Based on the contemporaneous plots of PM2.5 and PM10 (Supporting Information: Figures S1–S4), these airborne particulates appeared to have played no role in this decrease. Similar findings were reported in a US study, where a decrease in asthma-related healthcare utilization was more closely linked to a decrease in circulating rhinovirus rather than changes in airborne pollutants.21

The persistence and dominance of rhinoviruses during the COVID-19 pandemic suggests that the social distancing restrictions applied during the lockdown were more effective in suppressing the other seasonal respiratory viruses than rhinoviruses.22, 23

Other reasons for a reduction in PED attendances for recurrent wheezing during the pandemic lockdown periods could include more home-schooling with less social contact with other children (most schools closed during national and local lockdowns). This reduced mixing would have reduced the exposure to both seasonal respiratory viruses as well as other outdoor allergens. Staying at home could also have improved compliance with preventative medication.24 Health-seeking behavior had also changed during the pandemic, as fear of COVID-19 led to fewer hospital presentations.25, 26

As an ecological study, this study has some limitations. The causal relationship between the drop in PED presentations and circulating rhinovirus could not be drawn on an individual level, and thus more individual-based observational studies might be required. The data for rhinoviruses were obtained from national sentinel surveillance testing due to the cessation of local laboratory testing for respiratory viruses, though we note that some weeks of surveillance data were not available. As such, the assumption was made that local rhinovirus prevalence correlated with the national data. Besides, other factors that might cause a reduction in PED attendances could not be strictly excluded.

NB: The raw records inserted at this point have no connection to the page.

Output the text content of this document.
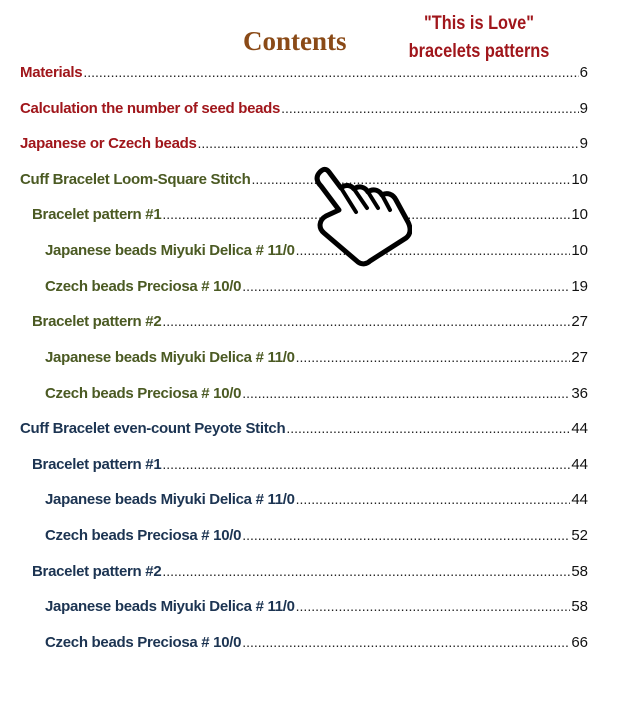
Contents
"This is Love"
bracelets patterns
Materials .....	6
Calculation the number of seed beads .....	9
Japanese or Czech beads .....	9
Cuff Bracelet Loom-Square Stitch .....	10
Bracelet pattern #1 .....	10
Japanese beads Miyuki Delica # 11/0 .....	10
Czech beads Preciosa # 10/0 .....	19
Bracelet pattern #2 .....	27
Japanese beads Miyuki Delica # 11/0 .....	27
Czech beads Preciosa # 10/0 .....	36
Cuff Bracelet even-count Peyote Stitch .....	44
Bracelet pattern #1 .....	44
Japanese beads Miyuki Delica # 11/0 .....	44
Czech beads Preciosa # 10/0 .....	52
Bracelet pattern #2 .....	58
Japanese beads Miyuki Delica # 11/0 .....	58
Czech beads Preciosa # 10/0 .....	66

In summary, COVID-19 pandemic lockdown measures reduced the incidence of rhinoviruses and other seasonal respiratory viruses, globally, which were correlated with reductions in PED presentations for acute wheezing. The level of airborne pollutants (PM2.5 and PM10) showed little correlation with this trend in acute wheezing during the pandemic.

AUTHOR CONTRIBUTIONS

The study was conceived by Kah Wee Teo, Damian Roland, and Erol A. Gaillard. Kah Wee Teo, Deepa Patel, and Shilpa Sisodia collated and curated the data. These data were reviewed and analyzed by Kah Wee Teo and Julian W. Tang who also drafted the first version of manuscript. Further editing and revision was performed by all authors, before submission.

CONFLICT OF INTEREST

The authors declare no conflict of interest.

DATA AVAILABILITY STATEMENT

All the data are shown in the manuscript and/or are publicly available on government websites (the national respiratory virus surveillance data). All data are available upon reasonable request.